Vacuole membrane fusion:: Vo functions after trans-SNARE pairing and is coupled to the Ca2+-releasing channel

Pore models of membrane fusion postulate that cylinders of integral membrane proteins can initiate a fusion pore after conformational rearrangement of pore subunits. In the fusion of yeast vacuoles, V-ATPase V-0 sectors, which contain a central cylinder of membrane integral proteolipid subunits, associate to form a transcomplex that might resemble an intermediate postulated in some pore models. We tested the role of V-0 sectors in vacuole fusion. V-0 functions in fusion and proton translocation could be experimentally separated via the differential effects of mutations and inhibitory antibodies.

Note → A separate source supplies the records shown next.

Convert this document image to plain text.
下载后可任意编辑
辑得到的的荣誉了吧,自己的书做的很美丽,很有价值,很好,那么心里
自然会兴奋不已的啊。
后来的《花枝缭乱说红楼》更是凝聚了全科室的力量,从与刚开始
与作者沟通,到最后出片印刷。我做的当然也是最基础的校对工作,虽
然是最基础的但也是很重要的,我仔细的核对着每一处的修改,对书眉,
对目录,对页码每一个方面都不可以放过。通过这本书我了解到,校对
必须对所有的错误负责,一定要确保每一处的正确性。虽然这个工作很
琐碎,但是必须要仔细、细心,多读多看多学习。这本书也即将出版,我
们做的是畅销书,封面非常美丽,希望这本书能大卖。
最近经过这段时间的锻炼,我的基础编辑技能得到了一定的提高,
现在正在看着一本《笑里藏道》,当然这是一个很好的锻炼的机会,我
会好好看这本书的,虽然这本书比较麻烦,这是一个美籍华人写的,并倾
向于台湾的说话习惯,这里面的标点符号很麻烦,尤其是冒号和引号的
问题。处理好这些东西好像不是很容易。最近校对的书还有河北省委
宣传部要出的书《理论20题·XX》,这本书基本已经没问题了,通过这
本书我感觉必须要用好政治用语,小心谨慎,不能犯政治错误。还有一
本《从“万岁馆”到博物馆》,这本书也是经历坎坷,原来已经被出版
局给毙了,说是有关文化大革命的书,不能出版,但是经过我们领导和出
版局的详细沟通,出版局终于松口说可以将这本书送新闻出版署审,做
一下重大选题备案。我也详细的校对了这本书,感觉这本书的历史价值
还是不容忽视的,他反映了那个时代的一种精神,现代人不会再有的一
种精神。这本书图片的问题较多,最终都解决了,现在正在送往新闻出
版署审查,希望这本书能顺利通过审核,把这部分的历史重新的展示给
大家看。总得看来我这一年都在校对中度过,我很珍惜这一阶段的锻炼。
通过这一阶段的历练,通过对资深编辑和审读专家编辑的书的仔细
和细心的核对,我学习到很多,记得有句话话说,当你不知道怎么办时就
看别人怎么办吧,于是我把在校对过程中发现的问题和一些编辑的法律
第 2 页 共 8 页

Inactivation of the V-0 subunit Vph1p blocked fusion in the terminal reaction stage that is independent of a proton gradient. Deltavph1 mutants were capable of docking and trans-SNARE pairing and of subsequent release of lumenal Ca2+, but they did not fuse. The Ca2+-releasing channel appears to be tightly coupled to V-0 because inactivation of Vph1p by antibodies blocked Ca2+ release. Vph1 deletion on only one fusion partner sufficed to severely reduce fusion activity. The functional requirement for Vph1p correlates to V-0 transcomplex formation in that both occur after docking and Ca2+ release. These observations establish V-0 as a crucial factor in vacuole fusion acting downstream of trans-SNARE pairing.